Hollande & Macron

Nicolas Framont, sociologue qui s’est intéressé au parcours du candidat Macron, analyse la passation de pouvoir qui a eu lieu ce dimanche comme une continuité entre les deux hommes. Le second, toutefois, plus “décomplexé”
Entrevista no Huma
François Hollande semblait satisfait d’accueillir son successeur aux deux commémorations qui ont suivi le second tour. Cette attitude symbolise-t-elle une satisfaction  vis-à-vis de son quinquennat?
Nicolas Framont – Sur le plan stratégique, il semble qu’Emmanuel Macron ait réalisé un des vœux de Manuel Valls et François Hollande : rompre avec ce qu’il restait de socialiste dans le Parti Socialiste, pouvoir assumer le fait d’avoir un programme libéral.

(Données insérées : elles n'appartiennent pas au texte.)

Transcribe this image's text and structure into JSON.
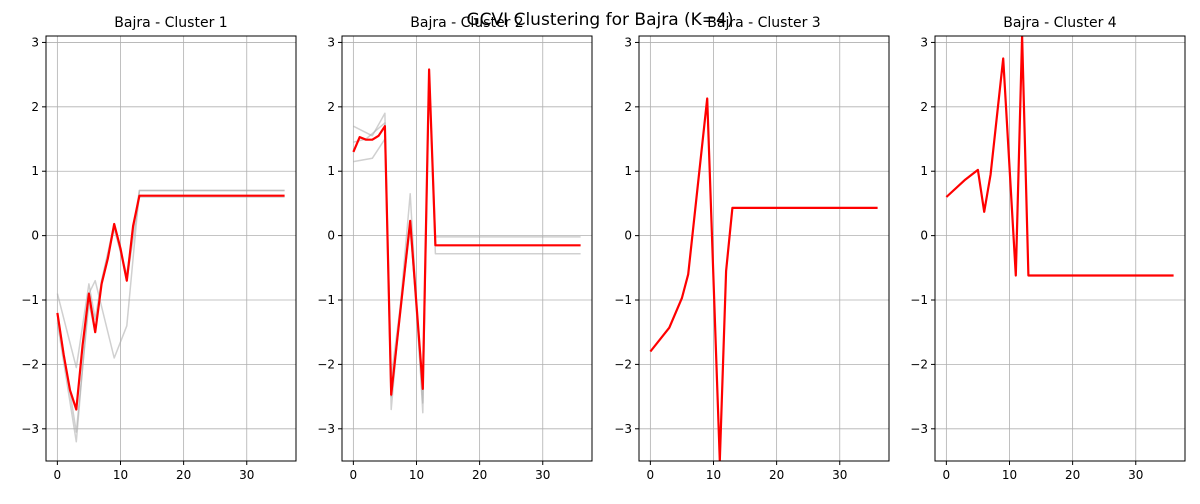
{
  "title": "GCVI Clustering for Bajra (K=4)",
  "colors": {
    "mean": "#ff0000",
    "member": "#a9a9a9",
    "grid": "#b0b0b0",
    "axis": "#000000"
  },
  "chart_data": [
    {
      "type": "line",
      "title": "Bajra - Cluster 1",
      "xlabel": "",
      "ylabel": "",
      "xlim": [
        -1.8,
        37.8
      ],
      "ylim": [
        -3.5,
        3.1
      ],
      "xticks": [
        0,
        10,
        20,
        30
      ],
      "yticks": [
        -3,
        -2,
        -1,
        0,
        1,
        2,
        3
      ],
      "grid": true,
      "series": [
        {
          "role": "member",
          "x": [
            0,
            3,
            5,
            6,
            7,
            9,
            11,
            12,
            13,
            36
          ],
          "y": [
            -0.9,
            -2.05,
            -0.75,
            -1.3,
            -0.7,
            0.1,
            -0.6,
            0.1,
            0.7,
            0.7
          ]
        },
        {
          "role": "member",
          "x": [
            0,
            3,
            5,
            6,
            9,
            11,
            13,
            36
          ],
          "y": [
            -1.35,
            -3.2,
            -0.9,
            -0.7,
            -1.9,
            -1.4,
            0.7,
            0.7
          ]
        },
        {
          "role": "member",
          "x": [
            0,
            3,
            5,
            6,
            7,
            9,
            11,
            13,
            36
          ],
          "y": [
            -1.2,
            -3.05,
            -1.05,
            -1.5,
            -0.7,
            0.18,
            -0.7,
            0.6,
            0.6
          ]
        },
        {
          "role": "mean",
          "x": [
            0,
            1,
            2,
            3,
            4,
            5,
            6,
            7,
            8,
            9,
            10,
            11,
            12,
            13,
            36
          ],
          "y": [
            -1.2,
            -1.85,
            -2.4,
            -2.7,
            -1.7,
            -0.9,
            -1.5,
            -0.75,
            -0.35,
            0.18,
            -0.2,
            -0.7,
            0.15,
            0.62,
            0.62
          ]
        }
      ]
    },
    {
      "type": "line",
      "title": "Bajra - Cluster 2",
      "xlabel": "",
      "ylabel": "",
      "xlim": [
        -1.8,
        37.8
      ],
      "ylim": [
        -3.5,
        3.1
      ],
      "xticks": [
        0,
        10,
        20,
        30
      ],
      "yticks": [
        -3,
        -2,
        -1,
        0,
        1,
        2,
        3
      ],
      "grid": true,
      "series": [
        {
          "role": "member",
          "x": [
            0,
            3,
            5,
            6,
            9,
            11,
            12,
            13,
            36
          ],
          "y": [
            1.7,
            1.55,
            1.9,
            -2.7,
            0.65,
            -2.75,
            2.55,
            -0.28,
            -0.28
          ]
        },
        {
          "role": "member",
          "x": [
            0,
            3,
            5,
            6,
            9,
            11,
            12,
            13,
            36
          ],
          "y": [
            1.15,
            1.2,
            1.5,
            -2.5,
            0.2,
            -2.6,
            2.55,
            -0.02,
            -0.02
          ]
        },
        {
          "role": "member",
          "x": [
            0,
            2,
            5,
            6,
            9,
            11,
            12,
            13,
            36
          ],
          "y": [
            1.45,
            1.5,
            1.75,
            -2.2,
            0.1,
            -2.3,
            2.55,
            -0.15,
            -0.15
          ]
        },
        {
          "role": "mean",
          "x": [
            0,
            1,
            2,
            3,
            4,
            5,
            6,
            9,
            11,
            12,
            13,
            36
          ],
          "y": [
            1.3,
            1.53,
            1.49,
            1.49,
            1.55,
            1.7,
            -2.47,
            0.23,
            -2.38,
            2.58,
            -0.15,
            -0.15
          ]
        }
      ]
    },
    {
      "type": "line",
      "title": "Bajra - Cluster 3",
      "xlabel": "",
      "ylabel": "",
      "xlim": [
        -1.8,
        37.8
      ],
      "ylim": [
        -3.5,
        3.1
      ],
      "xticks": [
        0,
        10,
        20,
        30
      ],
      "yticks": [
        -3,
        -2,
        -1,
        0,
        1,
        2,
        3
      ],
      "grid": true,
      "series": [
        {
          "role": "mean",
          "x": [
            0,
            3,
            5,
            6,
            9,
            11,
            12,
            13,
            36
          ],
          "y": [
            -1.8,
            -1.43,
            -0.97,
            -0.6,
            2.13,
            -3.5,
            -0.55,
            0.43,
            0.43
          ]
        }
      ]
    },
    {
      "type": "line",
      "title": "Bajra - Cluster 4",
      "xlabel": "",
      "ylabel": "",
      "xlim": [
        -1.8,
        37.8
      ],
      "ylim": [
        -3.5,
        3.1
      ],
      "xticks": [
        0,
        10,
        20,
        30
      ],
      "yticks": [
        -3,
        -2,
        -1,
        0,
        1,
        2,
        3
      ],
      "grid": true,
      "series": [
        {
          "role": "mean",
          "x": [
            0,
            3,
            5,
            6,
            7,
            9,
            11,
            12,
            13,
            36
          ],
          "y": [
            0.6,
            0.87,
            1.02,
            0.37,
            0.95,
            2.75,
            -0.62,
            3.1,
            -0.62,
            -0.62
          ]
        }
      ]
    }
  ]
}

Hollande et Valls ont paradoxalement souffert de leur appartenance à la gauche. Rompre avec cette étiquette, aller vers quelque chose de plus transversal, une sorte de « parti démocrate à la française » était déjà à l’esprit de l’exécutif. Comparons la loi El Khomri et les projets de réforme du code du Travail d’Emmanuel Macron : il n’y a aucune rupture programmatique, seulement une plus grande décomplexion. Qui aurait pu imaginer que le président le plus impopulaire de la Ve République obtiendrait l’élection du partisan de ses mesures les plus controversées ? Avec le recul, c’est stupéfiant.

Que révèle le parcours d’Emmanuel Macron depuis son entrée à l’Elysée ?
Nicolas Framont – Emmanuel Macron fait partie de ces politiques entrés dans ce monde par la technocratie. Il est à la fois le produit et le carburant de cette logique néolibérale. Il a été porté par ceux qui considéraient son talent comme un atout pour l’avenir : Jacques Attali a fait de lui le rapporteur du rapport portant son nom, Serge Weinberg lui a conseillé de s’enrichir dans la banque d’affaire et Jean-Pierre Jouyet l’a emmené avec lui à l’Elysée. Ces trois hommes ont pour point commun d’être des instigateurs de l’alignement de la gauche vers le néolibéralisme et la description de celui-ci comme seul horizon possible. Une fois à l’Elysée, Macron a soutenu toutes les transgressions de Hollande sur le plan de sa politique économique et sociale et, parvenu au ministère de l’Economie, il s’est montré à la hauteur de la volonté de Valls d’incarner un gouvernement « pro-business ». Il a donné le feu vert aux grandes opérations de Patrick Drahi, a encensé les patrons français du numérique exilés à Londres en parrainant le label flatteur de « French Tech » et a donné des gages au Medef en « brisant des tabous » – terme signifiant en réalité « proposer des mesures régressives sur le plan social ». Tout cela avec la bénédiction de François Hollande, qui aurait pourtant pu écarter plus vite son ministre et briser sa dynamique. Sa décision de ne pas se représenter n’est pas un aveu de faiblesse. Il s’agissait plutôt d’une déclaration de soutien, envers un homme plus à même de poursuivre son œuvre de conversion idéologique de la gauche et de détricotage des conquêtes du pouvoir ouvrier.